The United States Environmental Protection Agency (EPA) issued a final rule on May 17, 2024, updating the list of chemicals subject to reporting under the Emergency Planning and Community Right-to-Know Act (EPCRA) and the Pollution Prevention Act (PPA). EPA’s final rule adds seven per- and polyfluoroalkyl substances (PFAS) to the Toxics Release Inventory (TRI) list of reportable chemicals beginning with reporting year 2024 (more information on EPA’s addition of certain PFAS to the TRI located here).

Enacted under the National Defense Authorization Act for Fiscal Year 2020 (FY2020 NDAA), the seven PFAS added to the TRI list are the following:

  • Perfluorohexanoic acid (PFHxA);
  • Perfluoropropanoic acid (PFPrA);
  • Sodium perfluorohexanoate;
  • Ammonium perfluorohexanoate;
  • Lithium bis[(trifluoromethyl)sulfonyl] azanide;
  • 1,1,1-Trifluoro-N-[(trifluoromethyl)sulfonyl] methanesulfonamide (TFSI); and
  • Betaines, dimethyl (γ-ω-perfluoro-γ-hydro-C8-18-alkyl).
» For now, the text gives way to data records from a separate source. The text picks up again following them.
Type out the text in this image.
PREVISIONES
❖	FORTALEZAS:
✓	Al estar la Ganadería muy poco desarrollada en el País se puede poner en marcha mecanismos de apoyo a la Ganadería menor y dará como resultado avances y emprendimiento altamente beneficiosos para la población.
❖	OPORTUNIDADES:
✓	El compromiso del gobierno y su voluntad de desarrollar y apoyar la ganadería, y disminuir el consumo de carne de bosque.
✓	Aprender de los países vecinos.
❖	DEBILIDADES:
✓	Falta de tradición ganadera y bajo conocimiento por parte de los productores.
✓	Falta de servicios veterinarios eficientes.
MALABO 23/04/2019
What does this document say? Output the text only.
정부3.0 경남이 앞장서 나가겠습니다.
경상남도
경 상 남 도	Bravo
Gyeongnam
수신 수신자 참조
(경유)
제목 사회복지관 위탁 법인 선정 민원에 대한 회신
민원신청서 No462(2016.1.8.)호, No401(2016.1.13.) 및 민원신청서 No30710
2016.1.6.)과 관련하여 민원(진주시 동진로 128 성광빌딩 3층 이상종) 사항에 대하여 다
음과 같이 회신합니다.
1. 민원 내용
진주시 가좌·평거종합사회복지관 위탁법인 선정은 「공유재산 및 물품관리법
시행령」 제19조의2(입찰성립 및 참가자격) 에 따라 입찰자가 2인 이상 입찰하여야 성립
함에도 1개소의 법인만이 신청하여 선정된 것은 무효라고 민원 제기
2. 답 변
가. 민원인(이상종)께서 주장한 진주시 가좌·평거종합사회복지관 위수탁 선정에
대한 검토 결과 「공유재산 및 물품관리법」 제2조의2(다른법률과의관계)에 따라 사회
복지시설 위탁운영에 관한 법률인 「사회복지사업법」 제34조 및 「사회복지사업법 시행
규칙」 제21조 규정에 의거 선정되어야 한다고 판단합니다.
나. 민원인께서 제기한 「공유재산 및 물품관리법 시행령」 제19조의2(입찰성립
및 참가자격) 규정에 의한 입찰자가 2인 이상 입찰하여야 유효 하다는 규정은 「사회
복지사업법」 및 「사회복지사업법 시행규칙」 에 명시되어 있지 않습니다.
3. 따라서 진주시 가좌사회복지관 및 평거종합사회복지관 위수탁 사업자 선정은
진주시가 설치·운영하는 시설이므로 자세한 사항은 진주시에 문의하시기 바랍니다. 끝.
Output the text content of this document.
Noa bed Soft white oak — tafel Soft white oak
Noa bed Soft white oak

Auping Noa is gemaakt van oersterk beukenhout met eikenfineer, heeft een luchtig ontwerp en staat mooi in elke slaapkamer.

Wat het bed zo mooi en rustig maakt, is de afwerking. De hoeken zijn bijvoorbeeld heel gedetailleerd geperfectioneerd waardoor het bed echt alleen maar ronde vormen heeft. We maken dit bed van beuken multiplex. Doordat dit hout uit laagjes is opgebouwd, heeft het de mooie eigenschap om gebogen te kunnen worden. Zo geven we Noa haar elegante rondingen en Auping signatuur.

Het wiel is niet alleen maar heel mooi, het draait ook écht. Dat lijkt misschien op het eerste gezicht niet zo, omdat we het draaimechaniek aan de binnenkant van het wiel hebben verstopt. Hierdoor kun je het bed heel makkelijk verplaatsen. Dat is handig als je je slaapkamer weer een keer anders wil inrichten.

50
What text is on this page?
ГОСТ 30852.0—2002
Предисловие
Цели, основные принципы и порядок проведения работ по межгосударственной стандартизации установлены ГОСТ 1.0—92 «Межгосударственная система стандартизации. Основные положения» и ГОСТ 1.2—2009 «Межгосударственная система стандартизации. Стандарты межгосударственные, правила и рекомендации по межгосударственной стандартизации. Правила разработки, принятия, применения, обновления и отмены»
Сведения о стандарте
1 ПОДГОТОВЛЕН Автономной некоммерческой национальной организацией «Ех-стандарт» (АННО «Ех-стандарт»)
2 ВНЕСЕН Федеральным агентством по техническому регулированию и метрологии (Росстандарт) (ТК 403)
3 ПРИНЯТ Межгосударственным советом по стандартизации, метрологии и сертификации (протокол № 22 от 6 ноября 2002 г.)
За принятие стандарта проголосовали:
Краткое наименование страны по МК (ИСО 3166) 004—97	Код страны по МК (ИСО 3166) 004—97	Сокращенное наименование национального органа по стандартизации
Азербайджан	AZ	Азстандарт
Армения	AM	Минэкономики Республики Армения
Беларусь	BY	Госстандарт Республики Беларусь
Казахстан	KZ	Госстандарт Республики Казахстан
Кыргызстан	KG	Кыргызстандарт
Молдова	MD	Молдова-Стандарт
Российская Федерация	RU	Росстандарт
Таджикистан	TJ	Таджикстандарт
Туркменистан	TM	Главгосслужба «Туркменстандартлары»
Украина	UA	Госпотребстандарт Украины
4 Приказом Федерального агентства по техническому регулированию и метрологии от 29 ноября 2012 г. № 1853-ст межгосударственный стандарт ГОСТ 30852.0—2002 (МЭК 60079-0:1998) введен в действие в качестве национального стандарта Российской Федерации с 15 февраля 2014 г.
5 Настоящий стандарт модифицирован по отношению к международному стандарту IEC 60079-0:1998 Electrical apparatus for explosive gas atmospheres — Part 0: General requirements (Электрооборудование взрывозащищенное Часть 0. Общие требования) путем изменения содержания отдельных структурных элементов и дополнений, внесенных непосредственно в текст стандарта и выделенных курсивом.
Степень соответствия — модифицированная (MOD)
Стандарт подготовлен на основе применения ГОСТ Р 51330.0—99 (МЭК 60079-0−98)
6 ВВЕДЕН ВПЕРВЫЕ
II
The EPA added these PFAS to the TRI list based on one of the following FY2020 NDAA triggering actions:

  • EPA finalizing a toxicity value;
  • EPA making a covered determination for a significant new use rule;
  • The chemical being added to the list of substances covered by the existing significant new use rule; or
  • The chemical being added to the active Toxic Substances Control Act (“TSCA”) Inventory.

Facilities that manufacture, process, or use any of these seven PFAS above reporting thresholds will be required to report to TRI beginning with reporting year 2024, with the first reports due by July 1, 2025. Certain chemicals, including these PFAS, are deemed “chemicals of special concern” under EPCRA because EPA considers them to be persistent, bioaccumulative, and toxic. PFAS are consequently subject to the same TRI reporting requirements as other chemicals of special concern (e.g., lead, mercury, and dioxins), meaning they are ineligible for the de minimis exemption and the option to use Form A (a streamlined reporting form), as we reported in a separate article. The EPA has determined public notice and comment is unnecessary because the final rule complies with a Congressional mandate. As a result, the final rule is effective on June 17, 2024.